Übersicht / Text zum Videofilm    Fluviatile Prozesse und Talformen      Fluviatile Kräfte in Ober-, Mittel- und Unterlauf       Das Delta    Gebirgsgletscher      Inlandgletscher     Wind und Wüsten - Dünen      Küstenformen     Mäander     Geographie     Home

 

Exogene Prozesse

Hier sind die wichtigsten exogenen Prozesse zusammengestellt: die Gestaltung der Landschaft durch Schwerkraft, fliessendes Wasser; Eis, Gletscher; Wind und Meer verstehen und die durch die verschiedenen Formungsprozesse entstandenen Landschaftstypen unterscheiden lernen.

1.           Die exogenen Kräfte und ihre Wirkung

2.           Die Arbeit der Flüsse - Fluviatile Prozesse

              Fluviatile Prozesse prägen und gestalten die Erdoberfläche weltweit am stärksten. Sie sind eine Kombination aus Abtragung, Transport und Ablagerung

              Stichworte: Abtragung, Transport und Ablagerung; Seitenerosion, Tiefenerosion, Klamm, Canyon, Kerbtal, Muldental, Sohlental, Terrassental, Mäander, Schwemmkegel, Delta

3            Die Arbeit der Gletscher - Glaziale Prozesse

              Die Formung der Landschaft durch glaziale Prozesse finden wir heute in den Hochgebirgen (Alpen) und als aktuelle Inlandvereisung in Island und Grönland.

              Stichworte: Trogtal, Nährgebiet, Zehrgebiet, Trogschulter, Moränen, Zungenbecken, Findlinge, Urstromtäler

4            Die Arbeit des Windes - Äolische Prozesse

              Die Arbeit des Windes finden wir in  ariden und polaren Regionen. Auch bei den äolischen Prozessen laufen Abtragung, Transport und Ablagerung nebeneinander ab.

              Stichworte: Deflation, Fels- und Geröllwüsten, Windschliff, Dünen

5            Die Arbeit der Brandung - Prozesse an der Küste

              Der Formenschatz an den Küsten ist sehr vielfältigen Am wichtigsten sind die abtragenden Prozesse an einer Steilküste, die Vorgänge an Flachküsten sowie die Entstehung von Ausgleichsküste und Wattküste.

              Stichworte: Steilküste, Kliff, Abrasion, Zackenküste, Ausgleichsküste, Haff, Nehrung (Lido, Lagune)

1.    Die exogenen Kräfte

Grossräumig wirkende endogene (von innen wirkende) Prozesse bauen die Grossformen der Landschaft auf (z.

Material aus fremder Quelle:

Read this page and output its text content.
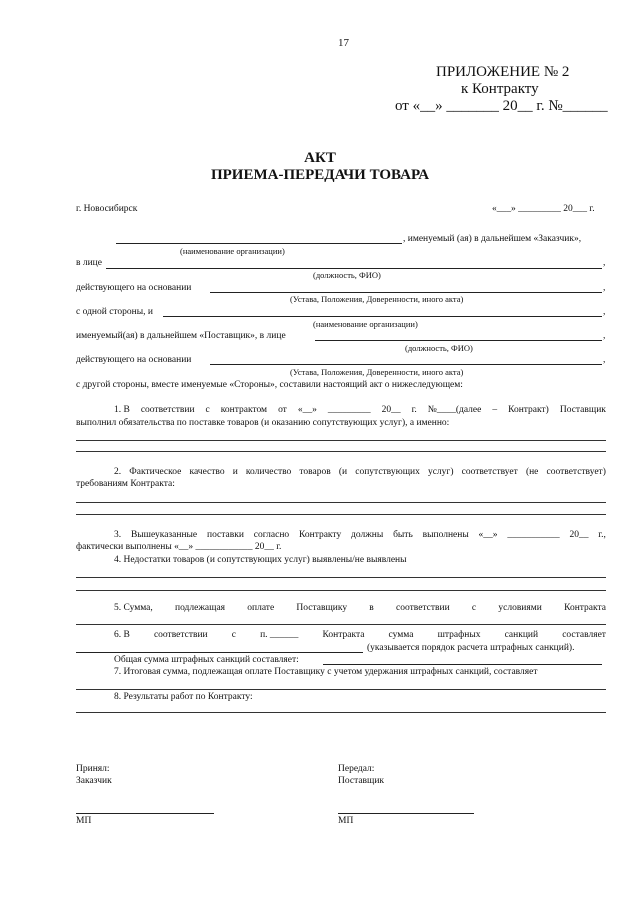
17
ПРИЛОЖЕНИЕ № 2
к Контракту
от «__» _______ 20__ г. №______
АКТ
ПРИЕМА-ПЕРЕДАЧИ ТОВАРА
г. Новосибирск	«___» _________ 20___ г.
, именуемый (ая) в дальнейшем «Заказчик»,
(наименование организации)
в лице	,
(должность, ФИО)
действующего на основании	,
(Устава, Положения, Доверенности, иного акта)
с одной стороны, и	,
(наименование организации)
именуемый(ая) в дальнейшем «Поставщик», в лице	,
(должность, ФИО)
действующего на основании	,
(Устава, Положения, Доверенности, иного акта)
с другой стороны, вместе именуемые «Стороны», составили настоящий акт о нижеследующем:
1. В соответствии с контрактом от «__» _________ 20__ г. №____(далее – Контракт) Поставщик
выполнил обязательства по поставке товаров (и оказанию сопутствующих услуг), а именно:
2. Фактическое качество и количество товаров (и сопутствующих услуг) соответствует (не соответствует)
требованиям Контракта:
3. Вышеуказанные поставки согласно Контракту должны быть выполнены «__» ___________ 20__ г.,
фактически выполнены «__» ____________ 20__ г.
4. Недостатки товаров (и сопутствующих услуг) выявлены/не выявлены
5. Сумма, подлежащая оплате Поставщику в соответствии с условиями Контракта
6. В	соответствии	с	п. ______	Контракта	сумма	штрафных	санкций	составляет
(указывается порядок расчета штрафных санкций).
Общая сумма штрафных санкций составляет:
7. Итоговая сумма, подлежащая оплате Поставщику с учетом удержания штрафных санкций, составляет
8. Результаты работ по Контракту:
Принял:
Заказчик
МП
Передал:
Поставщик
МП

B. Gebirge), die beständig der Verwitterung und Abtragung durch die exogenen Prozesse unterliegen. Dies sind jene Vorgänge, die durch von aussen (exogen) wirkende Kräfte und Faktoren bestimmt werden.

Der Abtragung voraus geht die Verwitterung; die Schwerkraft bringt zunächst die Verwitterungsprodukte an geneigten Flächen in Bewegung (Hangrutschung, Bergsturz, Steinschlag usw.). Der Wind, das Gletschereis und vor allem das fliessende Wasser sowie im Grenzbereich Land/Wasser die Brandung und die Meeresströmung transportieren diese Abtragungsmassen weiter, bis sie schliesslich zur Ablagerung kommen.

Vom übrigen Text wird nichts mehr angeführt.